En effet, aucune entreprise humaine n’a obtenu dans un aussi court espace de temps des résultats aussi considérables que l’industrie cotonnière de la Grande-Bretagne. Les commencemens, qui datent de deux cent cinquante ans à peine, furent très humbles, et après un siècle et demi d’existence, en 1767, les filateurs anglais ne consommaient pas encore 2 millions de kilogrammes de coton ; mais coup sur coup les inventions de Watt, Hargreaves, Arkwright, Crompton, vinrent donner de puissans auxiliaires au travail.

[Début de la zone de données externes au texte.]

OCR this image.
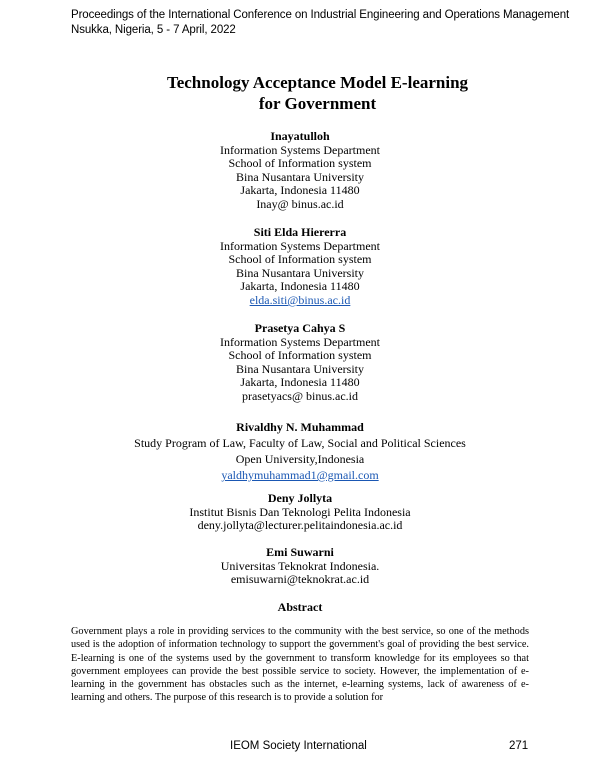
Proceedings of the International Conference on Industrial Engineering and Operations Management
Nsukka, Nigeria, 5 - 7 April, 2022
Technology Acceptance Model E-learning
for Government
Inayatulloh
Information Systems Department
School of Information system
Bina Nusantara University
Jakarta, Indonesia 11480
Inay@ binus.ac.id
Siti Elda Hiererra
Information Systems Department
School of Information system
Bina Nusantara University
Jakarta, Indonesia 11480
elda.siti@binus.ac.id
Prasetya Cahya S
Information Systems Department
School of Information system
Bina Nusantara University
Jakarta, Indonesia 11480
prasetyacs@ binus.ac.id
Rivaldhy N. Muhammad
Study Program of Law, Faculty of Law, Social and Political Sciences
Open University,Indonesia
yaldhymuhammad1@gmail.com
Deny Jollyta
Institut Bisnis Dan Teknologi Pelita Indonesia
deny.jollyta@lecturer.pelitaindonesia.ac.id
Emi Suwarni
Universitas Teknokrat Indonesia.
emisuwarni@teknokrat.ac.id
Abstract
Government plays a role in providing services to the community with the best service, so one of the methods used is the adoption of information technology to support the government's goal of providing the best service. E-learning is one of the systems used by the government to transform knowledge for its employees so that government employees can provide the best possible service to society. However, the implementation of e-learning in the government has obstacles such as the internet, e-learning systems, lack of awareness of e-learning and others. The purpose of this research is to provide a solution for
IEOM Society International	271
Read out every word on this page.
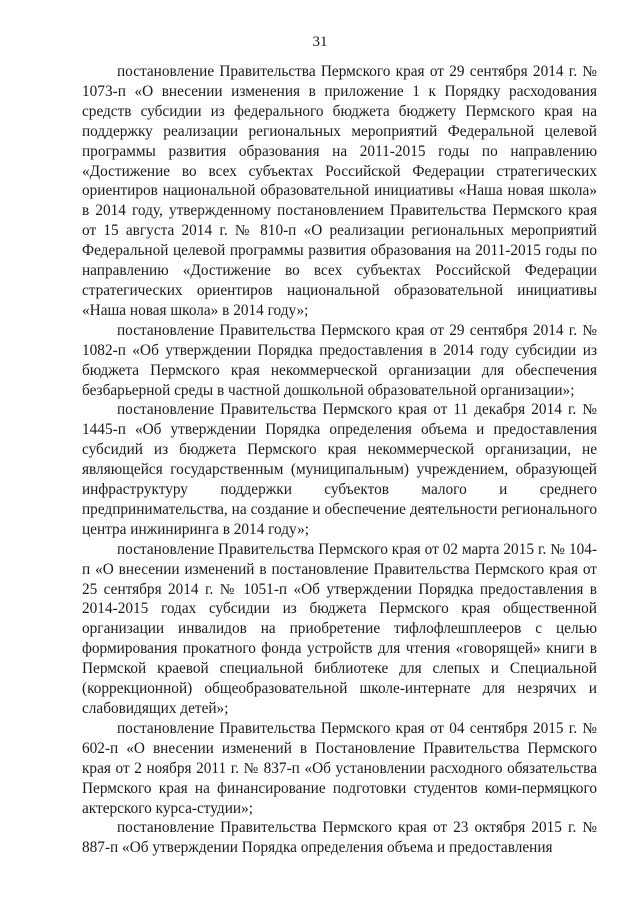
31

постановление Правительства Пермского края от 29 сентября 2014 г. № 1073-п «О внесении изменения в приложение 1 к Порядку расходования средств субсидии из федерального бюджета бюджету Пермского края на поддержку реализации региональных мероприятий Федеральной целевой программы развития образования на 2011-2015 годы по направлению «Достижение во всех субъектах Российской Федерации стратегических ориентиров национальной образовательной инициативы «Наша новая школа» в 2014 году, утвержденному постановлением Правительства Пермского края от 15 августа 2014 г. № 810-п «О реализации региональных мероприятий Федеральной целевой программы развития образования на 2011-2015 годы по направлению «Достижение во всех субъектах Российской Федерации стратегических ориентиров национальной образовательной инициативы «Наша новая школа» в 2014 году»;

постановление Правительства Пермского края от 29 сентября 2014 г. № 1082-п «Об утверждении Порядка предоставления в 2014 году субсидии из бюджета Пермского края некоммерческой организации для обеспечения безбарьерной среды в частной дошкольной образовательной организации»;

постановление Правительства Пермского края от 11 декабря 2014 г. № 1445-п «Об утверждении Порядка определения объема и предоставления субсидий из бюджета Пермского края некоммерческой организации, не являющейся государственным (муниципальным) учреждением, образующей инфраструктуру поддержки субъектов малого и среднего предпринимательства, на создание и обеспечение деятельности регионального центра инжиниринга в 2014 году»;

постановление Правительства Пермского края от 02 марта 2015 г. № 104-п «О внесении изменений в постановление Правительства Пермского края от 25 сентября 2014 г. № 1051-п «Об утверждении Порядка предоставления в 2014-2015 годах субсидии из бюджета Пермского края общественной организации инвалидов на приобретение тифлофлешплееров с целью формирования прокатного фонда устройств для чтения «говорящей» книги в Пермской краевой специальной библиотеке для слепых и Специальной (коррекционной) общеобразовательной школе-интернате для незрячих и слабовидящих детей»;

постановление Правительства Пермского края от 04 сентября 2015 г. № 602-п «О внесении изменений в Постановление Правительства Пермского края от 2 ноября 2011 г. № 837-п «Об установлении расходного обязательства Пермского края на финансирование подготовки студентов коми-пермяцкого актерского курса-студии»;

постановление Правительства Пермского края от 23 октября 2015 г. № 887-п «Об утверждении Порядка определения объема и предоставления
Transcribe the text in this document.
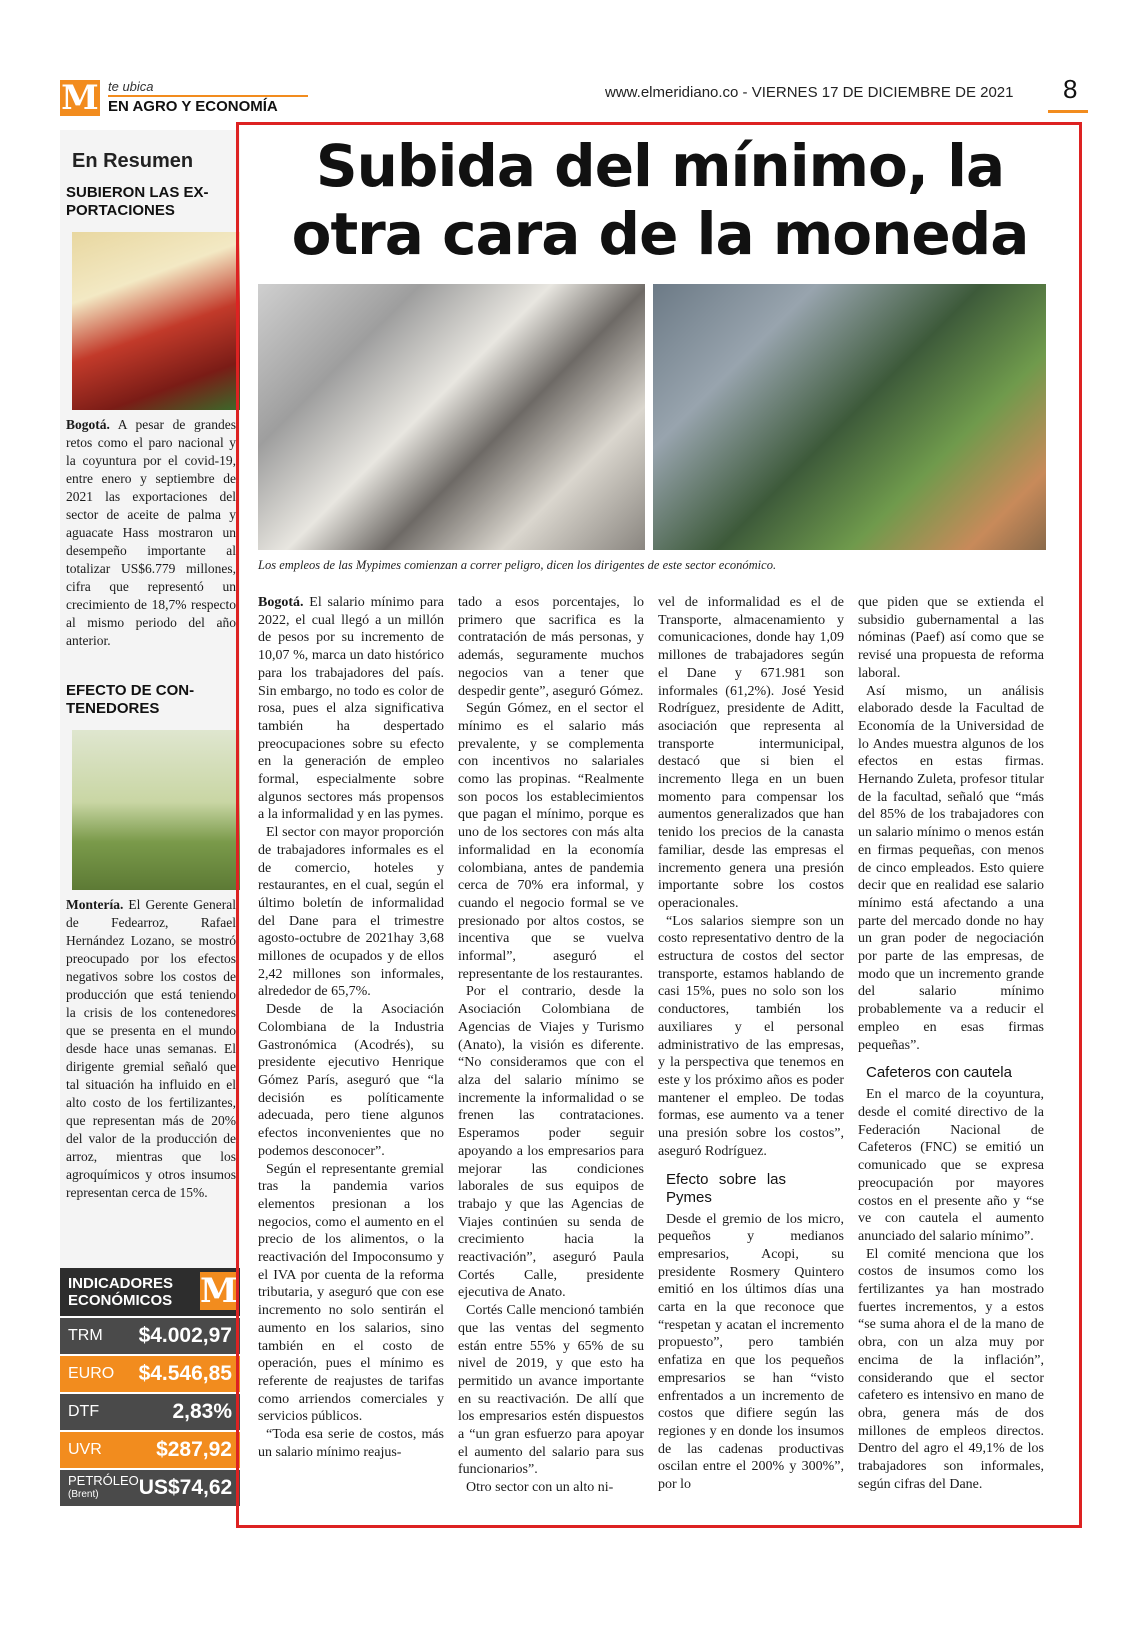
M te ubica
EN AGRO Y ECONOMÍA
www.elmeridiano.co - VIERNES 17 DE DICIEMBRE DE 2021 8
En Resumen
SUBIERON LAS EX-PORTACIONES
Bogotá. A pesar de grandes retos como el paro nacional y la coyuntura por el covid-19, entre enero y septiembre de 2021 las exportaciones del sector de aceite de palma y aguacate Hass mostraron un desempeño importante al totalizar US$6.779 millones, cifra que representó un crecimiento de 18,7% respecto al mismo periodo del año anterior.
EFECTO DE CON-TENEDORES
Montería. El Gerente General de Fedearroz, Rafael Hernández Lozano, se mostró preocupado por los efectos negativos sobre los costos de producción que está teniendo la crisis de los contenedores que se presenta en el mundo desde hace unas semanas. El dirigente gremial señaló que tal situación ha influido en el alto costo de los fertilizantes, que representan más de 20% del valor de la producción de arroz, mientras que los agroquímicos y otros insumos representan cerca de 15%.
INDICADORES
ECONÓMICOS M
TRM $4.002,97
EURO $4.546,85
DTF	2,83%
UVR	$287,92
PETRÓLEO
(Brent)	US$74,62
Subida del mínimo, la otra cara de la moneda
Los empleos de las Mypimes comienzan a correr peligro, dicen los dirigentes de este sector económico.

Bogotá. El salario mínimo para 2022, el cual llegó a un millón de pesos por su incremento de 10,07 %, marca un dato histórico para los trabajadores del país. Sin embargo, no todo es color de rosa, pues el alza significativa también ha despertado preocupaciones sobre su efecto en la generación de empleo formal, especialmente sobre algunos sectores más propensos a la informalidad y en las pymes.

El sector con mayor proporción de trabajadores informales es el de comercio, hoteles y restaurantes, en el cual, según el último boletín de informalidad del Dane para el trimestre agosto-octubre de 2021hay 3,68 millones de ocupados y de ellos 2,42 millones son informales, alrededor de 65,7%.

Desde de la Asociación Colombiana de la Industria Gastronómica (Acodrés), su presidente ejecutivo Henrique Gómez París, aseguró que “la decisión es políticamente adecuada, pero tiene algunos efectos inconvenientes que no podemos desconocer”.

Según el representante gremial tras la pandemia varios elementos presionan a los negocios, como el aumento en el precio de los alimentos, o la reactivación del Impoconsumo y el IVA por cuenta de la reforma tributaria, y aseguró que con ese incremento no solo sentirán el aumento en los salarios, sino también en el costo de operación, pues el mínimo es referente de reajustes de tarifas como arriendos comerciales y servicios públicos.

“Toda esa serie de costos, más un salario mínimo reajus-

tado a esos porcentajes, lo primero que sacrifica es la contratación de más personas, y además, seguramente muchos negocios van a tener que despedir gente”, aseguró Gómez.

Según Gómez, en el sector el mínimo es el salario más prevalente, y se complementa con incentivos no salariales como las propinas. “Realmente son pocos los establecimientos que pagan el mínimo, porque es uno de los sectores con más alta informalidad en la economía colombiana, antes de pandemia cerca de 70% era informal, y cuando el negocio formal se ve presionado por altos costos, se incentiva que se vuelva informal”, aseguró el representante de los restaurantes.

Por el contrario, desde la Asociación Colombiana de Agencias de Viajes y Turismo (Anato), la visión es diferente. “No consideramos que con el alza del salario mínimo se incremente la informalidad o se frenen las contrataciones. Esperamos poder seguir apoyando a los empresarios para mejorar las condiciones laborales de sus equipos de trabajo y que las Agencias de Viajes continúen su senda de crecimiento hacia la reactivación”, aseguró Paula Cortés Calle, presidente ejecutiva de Anato.

Cortés Calle mencionó también que las ventas del segmento están entre 55% y 65% de su nivel de 2019, y que esto ha permitido un avance importante en su reactivación. De allí que los empresarios estén dispuestos a “un gran esfuerzo para apoyar el aumento del salario para sus funcionarios”.

Otro sector con un alto ni-

vel de informalidad es el de Transporte, almacenamiento y comunicaciones, donde hay 1,09 millones de trabajadores según el Dane y 671.981 son informales (61,2%). José Yesid Rodríguez, presidente de Aditt, asociación que representa al transporte intermunicipal, destacó que si bien el incremento llega en un buen momento para compensar los aumentos generalizados que han tenido los precios de la canasta familiar, desde las empresas el incremento genera una presión importante sobre los costos operacionales.

“Los salarios siempre son un costo representativo dentro de la estructura de costos del sector transporte, estamos hablando de casi 15%, pues no solo son los conductores, también los auxiliares y el personal administrativo de las empresas, y la perspectiva que tenemos en este y los próximo años es poder mantener el empleo. De todas formas, ese aumento va a tener una presión sobre los costos”, aseguró Rodríguez.

Efecto sobre las Pymes

Desde el gremio de los micro, pequeños y medianos empresarios, Acopi, su presidente Rosmery Quintero emitió en los últimos días una carta en la que reconoce que “respetan y acatan el incremento propuesto”, pero también enfatiza en que los pequeños empresarios se han “visto enfrentados a un incremento de costos que difiere según las regiones y en donde los insumos de las cadenas productivas oscilan entre el 200% y 300%”, por lo

que piden que se extienda el subsidio gubernamental a las nóminas (Paef) así como que se revisé una propuesta de reforma laboral.

Así mismo, un análisis elaborado desde la Facultad de Economía de la Universidad de lo Andes muestra algunos de los efectos en estas firmas. Hernando Zuleta, profesor titular de la facultad, señaló que “más del 85% de los trabajadores con un salario mínimo o menos están en firmas pequeñas, con menos de cinco empleados. Esto quiere decir que en realidad ese salario mínimo está afectando a una parte del mercado donde no hay un gran poder de negociación por parte de las empresas, de modo que un incremento grande del salario mínimo probablemente va a reducir el empleo en esas firmas pequeñas”.

Cafeteros con cautela

En el marco de la coyuntura, desde el comité directivo de la Federación Nacional de Cafeteros (FNC) se emitió un comunicado que se expresa preocupación por mayores costos en el presente año y “se ve con cautela el aumento anunciado del salario mínimo”.

El comité menciona que los costos de insumos como los fertilizantes ya han mostrado fuertes incrementos, y a estos “se suma ahora el de la mano de obra, con un alza muy por encima de la inflación”, considerando que el sector cafetero es intensivo en mano de obra, genera más de dos millones de empleos directos. Dentro del agro el 49,1% de los trabajadores son informales, según cifras del Dane.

En même temps, comme pour montrer la solidarité future qui devait unir les états à esclaves et les fabriques du Lancashire, un citoyen de la Caroline du sud, Seabrook, démontrait que, grâce au travail des noirs, le coton pouvait devenir un des grands articles d’exportation de l’Amérique. Plus tard, en 1794, Eli Whitney inventait le saw-gin ou machine à scie, qui permet de nettoyer facilement la fibre. Dès lors les cotons américains remplacèrent les cotons du Levant, des Indes et des Antilles dans les filatures anglaises : la grande industrie commença. Les produits ont doublé, décuplé, centuplé, et s’élevaient en 1860 à une quantité trois cents fois plus considérable qu’en 1767. Avant que la guerre n’éclatât entre les deux sections de la république américaine, on comptait dans les districts manufacturiers de la Grande-Bretagne plus de 2,200 fabriques peuplées de 400,000 ouvriers et possédant plus de 33 millions de broches mises en mouvement par des machines d’une force totale de 110,000 chevaux-vapeur[1]. En 1860, le capital engagé dans les filatures dépassait la somme de 5 milliards, et la valeur des produits manufacturés, plus importante que le budget national, s’élevait à près de deux milliards, dont 1 milliard 350 millions à destination de l’étranger. Enfin, pour suivre les industriels anglais dans leurs complaisantes statistiques, tous les fils de coton fabriqués dans la même année atteindraient une longueur de 40 millions de kilomètres, égale à cent fois la circonférence du globe, ou bien dix fois la distance de la terre à la lune. Les filatures du royaume-uni consomment à elles seules plus des deux tiers de tout le coton expédié en Europe et plus de la moitié de la quantité totale mise en œuvre dans les manufactures des, deux mondes. C’est au milieu de cette prospérité inouïe que se présente tout à coup le spectre de la ruine : les plantations d’Amérique, où la culture du cotonnier se développait avec autant de rapidité que le demandaient

  1. En 1860, sur 379,213 ouvriers, 222,027, c’est-à-dire plus des trois cinquièmes, étaient des femmes. Leur salaire était en moyenne de 12 fr. 70 c. par semaine, tandis que celui des ouvriers mâles était de 23 fr, 10 c.